Ive search the other threads and I think its coded correctly

<?php
require_once 'login.php';
$conn = new mysqli($hn, $un, $pw, $db);
if ($conn->connect_error) die($conn->connect_error);

if (isset($_POST['delete']) && isset($_POST['ContractorID']))
{
  $ContractorID  = get_post($conn, 'ContractorID');
  $query  = "DELETE FROM Professionals WHERE 'ContractorID' ='$ContractorID'";
  $result = $conn->query($query);
  if (!$result) echo "DELETE failed: $query<br>" .
    $conn->error . "<br><br>";
}

if (isset($_POST['Name'])   &&
    isset($_POST['Title'])    &&
    isset($_POST['Company']) &&
    isset($_POST['Address']) &&
    isset($_POST['ContractorID']))
{
  $Name         = get_post($conn, 'Name');
  $title        = get_post($conn, 'Title');
  $Company      = get_post($conn, 'Company');
  $Address      = get_post($conn, 'Address');
  $ContractorID = get_post($conn, 'ContractorID');
        $query    = "INSERT INTO Professionals VALUES" .
                    "('$Name', '$title', '$Company', '$Address', '$un');"


  $result   = $conn->query($query);


  if (!$result) echo "INSERT failed: $query<br>" .
    $conn->error . "<br><br>";
}

echo <<<_END
<form action="AthleteData.php" method="post"><pre>
Name         <input type="text" name="Name">
Title        <input type="text" name="Title">
Company      <input type="text" name="Company">
Address      <input type="text" name="Address">
                  <input type="submit" value="ADD RECORD">
</pre></form>
_END;

$query  = "SELECT 'Name', 'Title', 'Company', 'Address' FROM Professionals WHERE Athlete = '$un'";
$result = $conn->query($query);
if (!$result) die ("Database access failed: " . $conn->error);

$rows = $result->num_rows;
//'<table>';
for ($j = 0 ; $j < $rows ; ++$j)
{
  $result->data_seek($j);
  $row = $result->fetch_array(MYSQLI_NUM);
//'<td>';
  echo <<<_END
<pre>
   Name $row[0]
   Title $row[1]
   Company $row[2]
   Address $row[3]
   ContractorID $row[4]
</pre>
<form action="AthleteData.php" method="post">
<input type="hidden" name="delete" value="yes">
<input type="hidden" name="ContractorID" value="$row[4]">
<input type="submit" value="DELETE RECORD"></form>
_END;
//'</td>';
}
//'</table>';

$result->close();
$conn->close();

function get_post($conn, $var)
{
  return $conn->real_escape_string($_POST[$var]);
}
?>

This is the snippet that is causing problems.
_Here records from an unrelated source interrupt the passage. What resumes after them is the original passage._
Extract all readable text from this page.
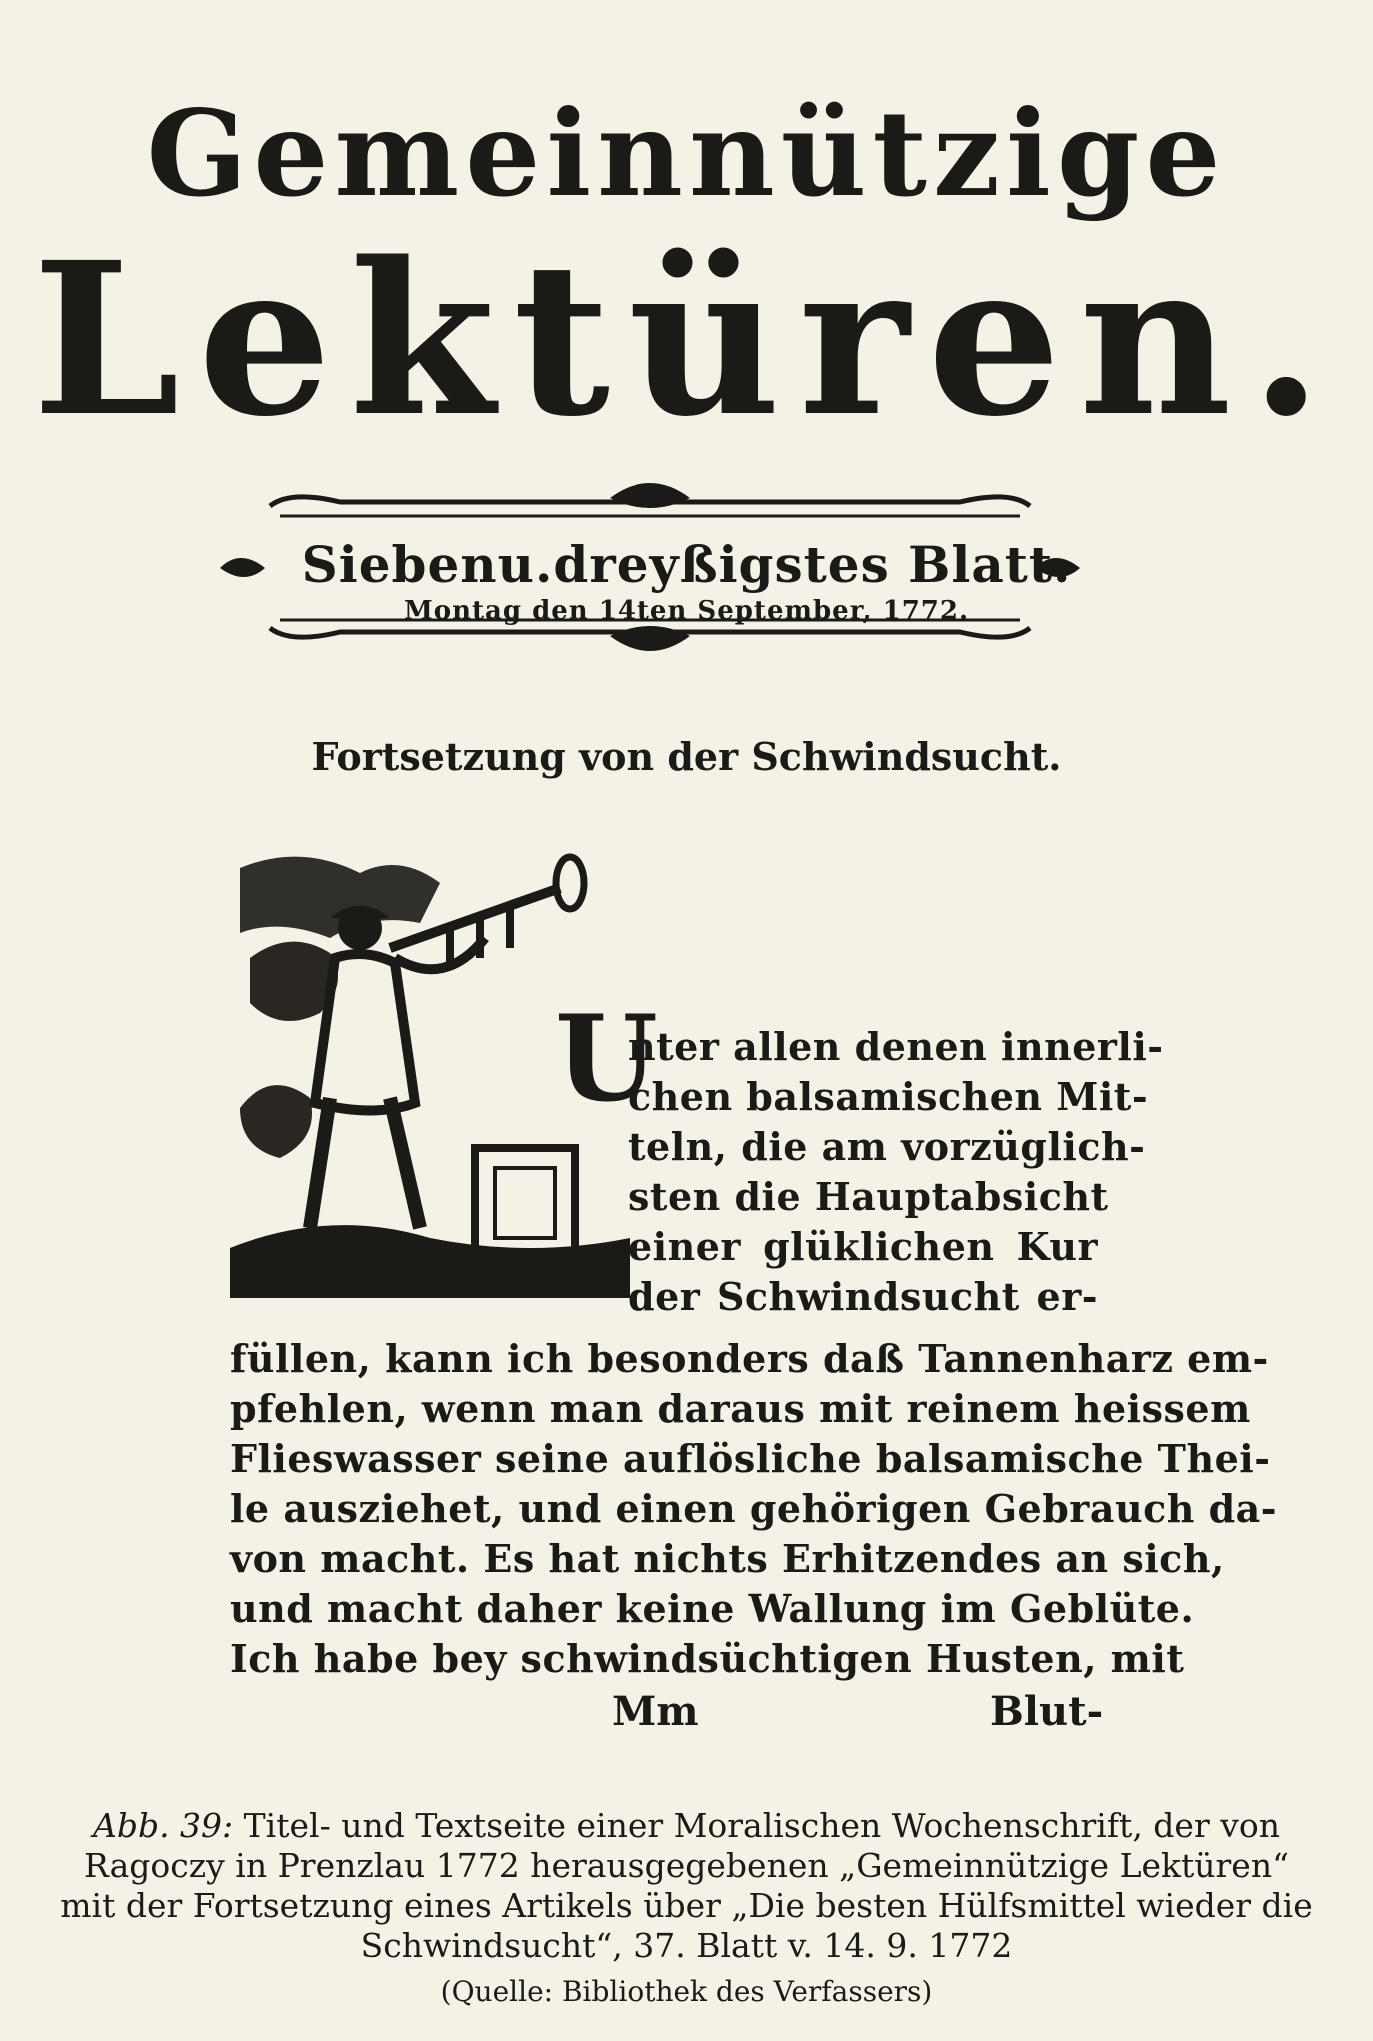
Gemeinnützige
Lektüren.
Siebenu.dreyßigstes Blatt.
Montag den 14ten September, 1772.
Fortsetzung von der Schwindsucht.
U
nter allen denen innerli-
chen balsamischen Mit-
teln, die am vorzüglich-
sten die Hauptabsicht
einer glüklichen Kur
der Schwindsucht er-
füllen, kann ich besonders daß Tannenharz em-
pfehlen, wenn man daraus mit reinem heissem
Flieswasser seine auflösliche balsamische Thei-
le ausziehet, und einen gehörigen Gebrauch da-
von macht. Es hat nichts Erhitzendes an sich,
und macht daher keine Wallung im Geblüte.
Ich habe bey schwindsüchtigen Husten, mit
Mm	Blut-
Abb. 39: Titel- und Textseite einer Moralischen Wochenschrift, der von Ragoczy in Prenzlau 1772 herausgegebenen „Gemeinnützige Lektüren“ mit der Fortsetzung eines Artikels über „Die besten Hülfsmittel wieder die Schwindsucht“, 37. Blatt v. 14. 9. 1772
(Quelle: Bibliothek des Verfassers)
I included all the code for reference if needed previously. Thank you for your help.

if (isset($_POST['Name'])   &&
    isset($_POST['Title'])    &&
    isset($_POST['Company']) &&
    isset($_POST['Address']) &&
    isset($_POST['ContractorID']))
{
  $Name         = get_post($conn, 'Name');
  $title        = get_post($conn, 'Title');
  $Company      = get_post($conn, 'Company');
  $Address      = get_post($conn, 'Address');
  $ContractorID = get_post($conn, 'ContractorID');
        $query    = "INSERT INTO Professionals VALUES" .
                    "('$Name', '$title', '$Company', '$Address', '$un');"


  $result   = $conn->query($query);


  if (!$result) echo "INSERT failed: $query<br>" .
    $conn->error . "<br><br>";
}

The compiler is saying that the $result is unexpected and I dont know why. The other posts say to write the query into the conn->query parameter. I did by writing the query into a variable.